An assignment is the handover of the commercial tenant’s rights and responsibilities in the original rental agreement. This means the original tenant (the "assignor") will have to vacate the unit and allow the new tenant to take over all of the leased premises.

It’s important to check the clauses in the original rental agreement before going forward with an assignment arrangement. In some cases, the original tenant will remain responsible for the terms of the lease, especially if the new tenant defaults on the lease agreement or causes damage to the property. You may want to check your lease agreement for the option to pursue a permanent assignment so you won't be responsible for expenses or damages.


When a tenant subleases space, the original tenant is shifting all or a portion of the premises for less than the entire term of the lease. A tenant will typically sublease to get a space already built out at a much lower rate than they could as a direct tenant. Alternatively, a tenant may want to sublease when his business either has gone down or if he has extra space that is not needed.

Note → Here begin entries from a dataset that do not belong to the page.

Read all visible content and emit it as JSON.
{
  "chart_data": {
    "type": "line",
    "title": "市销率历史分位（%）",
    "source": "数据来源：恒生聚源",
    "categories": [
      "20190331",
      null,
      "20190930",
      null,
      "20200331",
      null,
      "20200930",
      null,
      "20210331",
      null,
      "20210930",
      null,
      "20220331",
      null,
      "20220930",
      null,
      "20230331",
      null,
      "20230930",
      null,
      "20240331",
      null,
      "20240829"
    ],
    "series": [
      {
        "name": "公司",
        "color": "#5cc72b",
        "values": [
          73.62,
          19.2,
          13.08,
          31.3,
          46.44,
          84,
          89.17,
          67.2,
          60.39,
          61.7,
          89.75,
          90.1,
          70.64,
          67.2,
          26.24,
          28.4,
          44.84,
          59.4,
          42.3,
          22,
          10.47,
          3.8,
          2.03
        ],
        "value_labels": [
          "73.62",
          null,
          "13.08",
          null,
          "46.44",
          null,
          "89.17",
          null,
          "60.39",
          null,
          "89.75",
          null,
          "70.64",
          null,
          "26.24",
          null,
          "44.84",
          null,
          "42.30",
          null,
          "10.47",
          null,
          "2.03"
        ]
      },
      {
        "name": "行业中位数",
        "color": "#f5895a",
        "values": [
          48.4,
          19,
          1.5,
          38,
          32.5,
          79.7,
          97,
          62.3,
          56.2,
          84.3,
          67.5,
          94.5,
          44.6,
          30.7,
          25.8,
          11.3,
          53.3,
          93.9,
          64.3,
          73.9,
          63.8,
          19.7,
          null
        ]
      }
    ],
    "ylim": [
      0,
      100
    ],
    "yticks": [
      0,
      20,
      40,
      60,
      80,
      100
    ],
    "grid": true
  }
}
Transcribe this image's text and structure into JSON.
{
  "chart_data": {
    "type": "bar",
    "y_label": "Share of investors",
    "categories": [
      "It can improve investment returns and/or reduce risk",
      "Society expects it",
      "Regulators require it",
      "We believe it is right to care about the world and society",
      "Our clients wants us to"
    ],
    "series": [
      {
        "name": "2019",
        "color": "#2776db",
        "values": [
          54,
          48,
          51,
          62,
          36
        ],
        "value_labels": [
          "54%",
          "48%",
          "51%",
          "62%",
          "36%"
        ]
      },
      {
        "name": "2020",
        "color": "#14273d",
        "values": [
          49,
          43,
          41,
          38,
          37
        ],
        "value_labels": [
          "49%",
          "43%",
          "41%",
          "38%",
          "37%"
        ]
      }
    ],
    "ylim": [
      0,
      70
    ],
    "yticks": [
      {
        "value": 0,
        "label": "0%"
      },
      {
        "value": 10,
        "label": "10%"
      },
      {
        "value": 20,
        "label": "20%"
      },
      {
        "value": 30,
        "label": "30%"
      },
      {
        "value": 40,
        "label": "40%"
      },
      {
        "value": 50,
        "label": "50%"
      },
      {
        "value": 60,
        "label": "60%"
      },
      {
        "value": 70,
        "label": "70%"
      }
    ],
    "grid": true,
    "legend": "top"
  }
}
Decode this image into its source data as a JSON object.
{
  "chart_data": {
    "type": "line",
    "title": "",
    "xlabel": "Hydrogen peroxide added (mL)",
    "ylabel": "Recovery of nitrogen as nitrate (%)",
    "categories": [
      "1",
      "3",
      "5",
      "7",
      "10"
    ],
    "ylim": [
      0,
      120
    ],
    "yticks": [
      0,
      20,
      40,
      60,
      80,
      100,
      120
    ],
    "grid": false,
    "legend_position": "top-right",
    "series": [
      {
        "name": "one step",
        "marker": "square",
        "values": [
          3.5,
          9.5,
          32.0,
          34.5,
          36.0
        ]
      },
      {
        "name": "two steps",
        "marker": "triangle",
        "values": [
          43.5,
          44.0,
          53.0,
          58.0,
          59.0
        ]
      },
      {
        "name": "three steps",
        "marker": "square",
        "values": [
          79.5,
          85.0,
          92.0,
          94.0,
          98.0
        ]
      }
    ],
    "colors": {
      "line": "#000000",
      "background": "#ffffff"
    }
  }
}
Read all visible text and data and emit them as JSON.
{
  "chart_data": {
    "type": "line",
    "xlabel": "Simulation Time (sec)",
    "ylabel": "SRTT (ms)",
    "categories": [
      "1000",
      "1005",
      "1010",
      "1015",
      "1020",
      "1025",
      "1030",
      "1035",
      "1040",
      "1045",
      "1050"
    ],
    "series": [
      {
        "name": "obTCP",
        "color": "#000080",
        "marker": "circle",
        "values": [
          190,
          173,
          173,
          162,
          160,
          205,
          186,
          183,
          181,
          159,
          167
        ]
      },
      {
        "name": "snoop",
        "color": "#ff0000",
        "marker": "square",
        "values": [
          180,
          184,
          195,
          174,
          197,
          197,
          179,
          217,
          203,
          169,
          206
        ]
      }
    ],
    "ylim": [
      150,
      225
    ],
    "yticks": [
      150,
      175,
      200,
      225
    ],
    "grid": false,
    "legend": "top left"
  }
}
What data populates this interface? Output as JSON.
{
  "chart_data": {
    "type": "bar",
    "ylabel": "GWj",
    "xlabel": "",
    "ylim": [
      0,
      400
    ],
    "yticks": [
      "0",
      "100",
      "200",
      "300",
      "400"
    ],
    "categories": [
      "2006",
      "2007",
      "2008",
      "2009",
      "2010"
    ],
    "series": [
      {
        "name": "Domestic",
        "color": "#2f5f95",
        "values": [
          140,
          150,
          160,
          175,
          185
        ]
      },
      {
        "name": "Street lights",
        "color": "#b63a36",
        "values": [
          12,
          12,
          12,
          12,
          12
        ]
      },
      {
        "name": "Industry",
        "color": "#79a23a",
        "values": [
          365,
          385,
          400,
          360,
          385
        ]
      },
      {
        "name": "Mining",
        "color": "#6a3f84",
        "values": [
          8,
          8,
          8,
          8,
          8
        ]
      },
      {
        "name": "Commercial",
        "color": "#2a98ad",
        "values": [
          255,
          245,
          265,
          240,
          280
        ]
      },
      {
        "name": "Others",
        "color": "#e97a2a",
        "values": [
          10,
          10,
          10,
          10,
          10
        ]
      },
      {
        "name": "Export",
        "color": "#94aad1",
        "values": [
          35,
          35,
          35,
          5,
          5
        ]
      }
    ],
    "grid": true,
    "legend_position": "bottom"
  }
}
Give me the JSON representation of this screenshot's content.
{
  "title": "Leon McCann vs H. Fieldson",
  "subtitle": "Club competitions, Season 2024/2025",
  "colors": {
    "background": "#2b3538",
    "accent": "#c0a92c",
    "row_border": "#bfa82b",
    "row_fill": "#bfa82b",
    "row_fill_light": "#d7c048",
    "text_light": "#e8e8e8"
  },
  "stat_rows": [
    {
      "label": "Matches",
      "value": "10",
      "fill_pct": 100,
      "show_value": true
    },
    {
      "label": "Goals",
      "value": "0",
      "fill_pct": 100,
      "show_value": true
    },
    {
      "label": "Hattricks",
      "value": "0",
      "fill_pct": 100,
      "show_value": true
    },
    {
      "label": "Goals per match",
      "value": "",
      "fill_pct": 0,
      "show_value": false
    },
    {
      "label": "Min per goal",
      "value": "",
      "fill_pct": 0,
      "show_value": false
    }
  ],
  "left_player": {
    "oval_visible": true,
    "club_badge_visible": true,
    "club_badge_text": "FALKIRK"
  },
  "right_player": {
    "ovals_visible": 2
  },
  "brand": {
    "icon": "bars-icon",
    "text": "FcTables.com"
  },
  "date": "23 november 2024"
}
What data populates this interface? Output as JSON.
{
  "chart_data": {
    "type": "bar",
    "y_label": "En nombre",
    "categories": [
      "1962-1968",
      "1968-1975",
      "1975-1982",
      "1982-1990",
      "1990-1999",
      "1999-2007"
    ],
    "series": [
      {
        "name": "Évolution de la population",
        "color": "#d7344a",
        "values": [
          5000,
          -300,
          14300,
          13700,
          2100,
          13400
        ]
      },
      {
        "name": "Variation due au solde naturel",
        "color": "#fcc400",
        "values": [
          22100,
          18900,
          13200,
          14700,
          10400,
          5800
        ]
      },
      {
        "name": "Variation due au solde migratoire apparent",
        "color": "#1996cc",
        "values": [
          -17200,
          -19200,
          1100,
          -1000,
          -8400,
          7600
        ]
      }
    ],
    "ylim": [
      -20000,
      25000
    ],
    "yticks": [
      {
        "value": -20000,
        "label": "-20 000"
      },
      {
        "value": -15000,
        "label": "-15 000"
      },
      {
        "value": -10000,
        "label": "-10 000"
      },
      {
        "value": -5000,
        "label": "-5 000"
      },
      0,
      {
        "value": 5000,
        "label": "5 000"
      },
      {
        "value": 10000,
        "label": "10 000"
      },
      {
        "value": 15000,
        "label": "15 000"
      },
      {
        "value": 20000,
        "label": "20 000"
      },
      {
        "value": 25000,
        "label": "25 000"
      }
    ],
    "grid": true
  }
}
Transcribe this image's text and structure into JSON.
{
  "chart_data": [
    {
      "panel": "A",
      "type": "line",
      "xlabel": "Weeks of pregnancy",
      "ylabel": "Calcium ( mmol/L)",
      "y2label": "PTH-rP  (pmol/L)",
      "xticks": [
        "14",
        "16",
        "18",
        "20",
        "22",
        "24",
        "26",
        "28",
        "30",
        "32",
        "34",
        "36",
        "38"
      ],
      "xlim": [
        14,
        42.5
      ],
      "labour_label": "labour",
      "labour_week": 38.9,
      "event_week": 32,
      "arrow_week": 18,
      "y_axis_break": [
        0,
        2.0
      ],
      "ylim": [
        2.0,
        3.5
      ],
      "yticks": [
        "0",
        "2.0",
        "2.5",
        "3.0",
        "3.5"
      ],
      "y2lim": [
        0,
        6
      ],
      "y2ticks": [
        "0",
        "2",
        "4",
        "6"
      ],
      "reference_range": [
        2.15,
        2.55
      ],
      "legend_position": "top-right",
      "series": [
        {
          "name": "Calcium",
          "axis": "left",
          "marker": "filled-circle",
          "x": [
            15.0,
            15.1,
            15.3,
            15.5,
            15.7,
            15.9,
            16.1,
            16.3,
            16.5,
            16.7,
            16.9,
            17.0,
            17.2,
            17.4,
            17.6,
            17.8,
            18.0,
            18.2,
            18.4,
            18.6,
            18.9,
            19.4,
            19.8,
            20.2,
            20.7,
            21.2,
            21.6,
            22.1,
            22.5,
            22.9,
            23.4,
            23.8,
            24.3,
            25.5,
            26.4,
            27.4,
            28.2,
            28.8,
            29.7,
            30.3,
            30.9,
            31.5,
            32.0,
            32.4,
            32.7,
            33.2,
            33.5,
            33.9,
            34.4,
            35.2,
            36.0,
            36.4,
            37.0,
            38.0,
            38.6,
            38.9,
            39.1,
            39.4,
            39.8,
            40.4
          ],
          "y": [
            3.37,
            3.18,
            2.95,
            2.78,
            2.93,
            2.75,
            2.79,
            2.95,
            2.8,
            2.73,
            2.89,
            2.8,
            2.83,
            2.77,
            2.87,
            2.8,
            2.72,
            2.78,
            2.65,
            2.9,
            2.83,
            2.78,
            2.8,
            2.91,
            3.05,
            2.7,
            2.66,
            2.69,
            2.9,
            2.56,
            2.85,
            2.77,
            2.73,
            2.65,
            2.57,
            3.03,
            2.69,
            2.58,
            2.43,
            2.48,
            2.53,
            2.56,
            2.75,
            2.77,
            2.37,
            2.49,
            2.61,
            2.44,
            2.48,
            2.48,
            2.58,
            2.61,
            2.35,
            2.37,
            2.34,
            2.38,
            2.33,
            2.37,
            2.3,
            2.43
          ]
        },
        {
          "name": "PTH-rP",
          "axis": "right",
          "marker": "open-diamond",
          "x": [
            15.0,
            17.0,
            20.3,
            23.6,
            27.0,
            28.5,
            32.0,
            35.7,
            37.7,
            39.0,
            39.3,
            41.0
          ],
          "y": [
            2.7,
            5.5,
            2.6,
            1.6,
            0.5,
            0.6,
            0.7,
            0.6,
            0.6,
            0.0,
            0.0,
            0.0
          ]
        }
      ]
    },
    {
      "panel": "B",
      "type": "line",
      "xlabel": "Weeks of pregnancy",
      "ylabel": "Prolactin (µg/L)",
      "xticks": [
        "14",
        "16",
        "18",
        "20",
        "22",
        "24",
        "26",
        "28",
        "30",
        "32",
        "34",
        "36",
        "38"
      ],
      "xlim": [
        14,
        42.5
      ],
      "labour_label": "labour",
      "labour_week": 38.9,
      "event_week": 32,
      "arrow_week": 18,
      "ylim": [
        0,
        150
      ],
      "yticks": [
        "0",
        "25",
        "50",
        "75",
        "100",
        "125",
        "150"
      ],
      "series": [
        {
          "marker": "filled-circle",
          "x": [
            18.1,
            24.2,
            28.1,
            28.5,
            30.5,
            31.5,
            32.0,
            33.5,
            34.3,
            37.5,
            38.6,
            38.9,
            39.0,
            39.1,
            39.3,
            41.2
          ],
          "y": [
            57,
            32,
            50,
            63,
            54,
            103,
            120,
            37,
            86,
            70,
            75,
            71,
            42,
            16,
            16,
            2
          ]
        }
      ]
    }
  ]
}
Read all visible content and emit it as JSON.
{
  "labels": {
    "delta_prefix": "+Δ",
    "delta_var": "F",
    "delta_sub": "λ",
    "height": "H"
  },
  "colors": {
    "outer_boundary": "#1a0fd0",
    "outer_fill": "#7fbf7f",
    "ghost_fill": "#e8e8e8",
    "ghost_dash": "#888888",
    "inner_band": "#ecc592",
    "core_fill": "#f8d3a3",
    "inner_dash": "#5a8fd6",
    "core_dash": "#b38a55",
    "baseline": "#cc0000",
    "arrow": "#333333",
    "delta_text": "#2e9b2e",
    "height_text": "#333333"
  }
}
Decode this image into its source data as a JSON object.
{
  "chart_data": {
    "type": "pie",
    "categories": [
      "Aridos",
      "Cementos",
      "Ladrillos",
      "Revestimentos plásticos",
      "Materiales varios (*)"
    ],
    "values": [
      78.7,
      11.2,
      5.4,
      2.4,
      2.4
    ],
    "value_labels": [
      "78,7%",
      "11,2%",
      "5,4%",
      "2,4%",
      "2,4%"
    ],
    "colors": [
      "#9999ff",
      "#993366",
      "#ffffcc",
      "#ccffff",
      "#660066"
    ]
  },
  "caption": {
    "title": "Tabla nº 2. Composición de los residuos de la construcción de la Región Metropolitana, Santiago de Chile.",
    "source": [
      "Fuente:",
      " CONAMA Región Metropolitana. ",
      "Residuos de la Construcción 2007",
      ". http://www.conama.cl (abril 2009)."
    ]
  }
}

Do Both Options Need a Landlord's Consent?

Both require the consent of the landlord or representing agent. This is frequently explicitly shown in the rental agreement. In the case of assignment, a vetting procedure which usually includes credit checks may be completed before formalizing the arrangement with the related documentation.

Is Subletting or Assignment Right For My Company?

It totally depends on your business situation. By renting unused space, tenants can recuperate critical running expenses and even improve the viability of their business. The original tenant remains the tenant and is responsible for all clauses in the original lease

Assigning your commercial lease to a third party is a good idea if you want to terminate your tenancy before the end of your rental period and vacate the premises completely. This is often a good idea if you are planning to sell or relocate your business. With an assignment, you will be absolved of all responsibilities as the original tenant from the date of assignment.

In our offer to lease - these options are stated. So unless there is a good reason for the landlord not to grant these options, it is usually not a problem for a tenant to use either.